ECLI:NL:GHAMS:2004:AR4561
Gerechtshof Amsterdam
- Hoger beroep
- mr. Denie
- mrs. Dee
- mr. Barels
- Rechtspraak.nl
Vrijspraak in hoger beroep van verdachte in ripdeal-zaak met inconsistenties in getuigenverklaring
In deze zaak heeft het Gerechtshof Amsterdam op 7 oktober 2004 uitspraak gedaan in hoger beroep tegen een vonnis van de rechtbank Utrecht. De verdachte was beschuldigd van het voorbereiden van een ripdeal, waarbij hij samen met medeverdachten een gewelddadige diefstal zou hebben gepleegd. Het hof heeft echter geconcludeerd dat de verklaringen van de medeverdachten, met name die van [medeverdachte 1], vol inconsistenties en ongerijmdheden zaten. Hierdoor werd de mogelijkheid geacht dat er geen plan tot een nep-ripdeal was ontstaan. Het hof heeft de verdachte vrijgesproken van alle tenlastegelegde feiten, omdat het bewijs niet overtuigend genoeg was om tot een veroordeling te komen.
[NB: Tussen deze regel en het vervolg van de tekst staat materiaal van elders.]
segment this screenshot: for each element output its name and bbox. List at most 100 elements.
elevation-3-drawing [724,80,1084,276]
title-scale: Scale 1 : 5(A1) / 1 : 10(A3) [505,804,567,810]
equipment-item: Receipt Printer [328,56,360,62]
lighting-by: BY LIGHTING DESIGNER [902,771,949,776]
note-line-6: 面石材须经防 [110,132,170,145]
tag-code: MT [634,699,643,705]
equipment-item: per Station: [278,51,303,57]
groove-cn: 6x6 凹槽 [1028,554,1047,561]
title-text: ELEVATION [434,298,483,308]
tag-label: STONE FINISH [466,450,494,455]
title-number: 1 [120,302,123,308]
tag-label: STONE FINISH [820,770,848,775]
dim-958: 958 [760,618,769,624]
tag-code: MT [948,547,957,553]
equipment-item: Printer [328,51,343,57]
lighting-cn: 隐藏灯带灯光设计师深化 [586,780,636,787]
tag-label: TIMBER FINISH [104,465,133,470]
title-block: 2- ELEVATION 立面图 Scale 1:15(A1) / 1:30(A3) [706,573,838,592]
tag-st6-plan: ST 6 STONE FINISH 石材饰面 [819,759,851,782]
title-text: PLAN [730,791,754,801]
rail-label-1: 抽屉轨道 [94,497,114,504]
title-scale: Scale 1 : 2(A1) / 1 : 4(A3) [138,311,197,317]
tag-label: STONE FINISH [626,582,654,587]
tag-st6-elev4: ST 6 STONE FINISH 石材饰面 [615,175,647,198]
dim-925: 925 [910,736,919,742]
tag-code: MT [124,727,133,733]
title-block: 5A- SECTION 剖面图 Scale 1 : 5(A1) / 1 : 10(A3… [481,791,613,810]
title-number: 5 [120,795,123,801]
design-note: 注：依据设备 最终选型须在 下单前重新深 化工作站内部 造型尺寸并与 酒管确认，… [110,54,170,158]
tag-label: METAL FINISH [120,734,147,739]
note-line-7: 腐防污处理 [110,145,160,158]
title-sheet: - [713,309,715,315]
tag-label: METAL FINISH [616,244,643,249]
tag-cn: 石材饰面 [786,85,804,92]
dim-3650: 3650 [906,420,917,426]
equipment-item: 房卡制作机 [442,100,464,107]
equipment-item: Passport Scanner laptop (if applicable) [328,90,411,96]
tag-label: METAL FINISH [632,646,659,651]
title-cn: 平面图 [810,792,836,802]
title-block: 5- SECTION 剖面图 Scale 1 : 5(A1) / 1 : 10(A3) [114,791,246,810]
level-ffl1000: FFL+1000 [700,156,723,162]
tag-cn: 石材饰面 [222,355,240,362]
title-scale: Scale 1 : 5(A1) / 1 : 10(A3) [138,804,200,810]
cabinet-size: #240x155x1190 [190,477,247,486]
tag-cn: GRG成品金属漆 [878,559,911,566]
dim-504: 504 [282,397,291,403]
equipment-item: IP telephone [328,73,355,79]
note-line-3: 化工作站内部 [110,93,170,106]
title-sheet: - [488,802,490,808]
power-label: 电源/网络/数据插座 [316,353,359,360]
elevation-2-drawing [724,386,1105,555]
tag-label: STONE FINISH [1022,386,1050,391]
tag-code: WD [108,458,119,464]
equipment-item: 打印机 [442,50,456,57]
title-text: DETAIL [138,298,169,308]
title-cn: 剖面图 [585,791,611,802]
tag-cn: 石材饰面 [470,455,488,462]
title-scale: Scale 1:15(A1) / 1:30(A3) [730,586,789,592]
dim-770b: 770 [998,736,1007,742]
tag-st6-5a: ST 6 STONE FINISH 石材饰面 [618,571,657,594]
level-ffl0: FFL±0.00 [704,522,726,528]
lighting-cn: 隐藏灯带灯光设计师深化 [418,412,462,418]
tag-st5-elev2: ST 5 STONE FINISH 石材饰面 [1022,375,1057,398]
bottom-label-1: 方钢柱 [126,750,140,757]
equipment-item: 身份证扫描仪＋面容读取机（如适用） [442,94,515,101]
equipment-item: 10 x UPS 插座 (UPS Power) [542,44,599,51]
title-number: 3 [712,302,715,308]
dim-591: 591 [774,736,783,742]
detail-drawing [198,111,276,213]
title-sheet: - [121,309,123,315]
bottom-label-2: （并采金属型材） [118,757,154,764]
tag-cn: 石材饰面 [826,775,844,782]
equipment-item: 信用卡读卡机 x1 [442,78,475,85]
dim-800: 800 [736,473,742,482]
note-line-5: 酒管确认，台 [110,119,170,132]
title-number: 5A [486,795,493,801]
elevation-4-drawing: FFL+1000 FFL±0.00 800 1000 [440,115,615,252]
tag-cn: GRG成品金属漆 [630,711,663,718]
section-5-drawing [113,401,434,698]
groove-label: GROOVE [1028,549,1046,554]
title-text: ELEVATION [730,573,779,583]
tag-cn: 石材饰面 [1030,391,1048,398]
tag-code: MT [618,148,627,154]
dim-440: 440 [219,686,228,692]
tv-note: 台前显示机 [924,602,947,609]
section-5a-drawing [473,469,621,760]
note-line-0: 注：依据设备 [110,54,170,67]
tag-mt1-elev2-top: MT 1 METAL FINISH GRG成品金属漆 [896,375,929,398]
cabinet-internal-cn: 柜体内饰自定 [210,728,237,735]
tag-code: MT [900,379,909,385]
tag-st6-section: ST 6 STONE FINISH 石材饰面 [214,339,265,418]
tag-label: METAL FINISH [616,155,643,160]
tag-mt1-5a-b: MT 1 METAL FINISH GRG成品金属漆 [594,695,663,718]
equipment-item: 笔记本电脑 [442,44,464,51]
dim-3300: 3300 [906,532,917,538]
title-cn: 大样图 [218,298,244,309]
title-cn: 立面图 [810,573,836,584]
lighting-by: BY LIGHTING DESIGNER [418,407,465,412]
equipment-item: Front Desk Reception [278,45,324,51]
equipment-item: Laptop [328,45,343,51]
De zaak kwam voor het hof na een hoger beroep dat was ingesteld tegen een vonnis van de rechtbank Utrecht, waarin de verdachte op 12 september 2003 was veroordeeld. Het hof heeft de eerdere uitspraak vernietigd en opnieuw recht gedaan. De verdachte was in voorlopige hechtenis genomen, maar deze werd opgeheven op 24 september 2004. Het hof heeft de in beslag genomen voorwerpen gelast te bewaren ten behoeve van de rechthebbende.
De uitspraak van het hof benadrukt het belang van consistente en logische getuigenverklaringen in strafzaken. De vrijspraak van de verdachte toont aan dat zonder overtuigend bewijs, de rechtsstaat zijn werking behoudt en dat verdachten recht hebben op een eerlijke behandeling in het strafproces.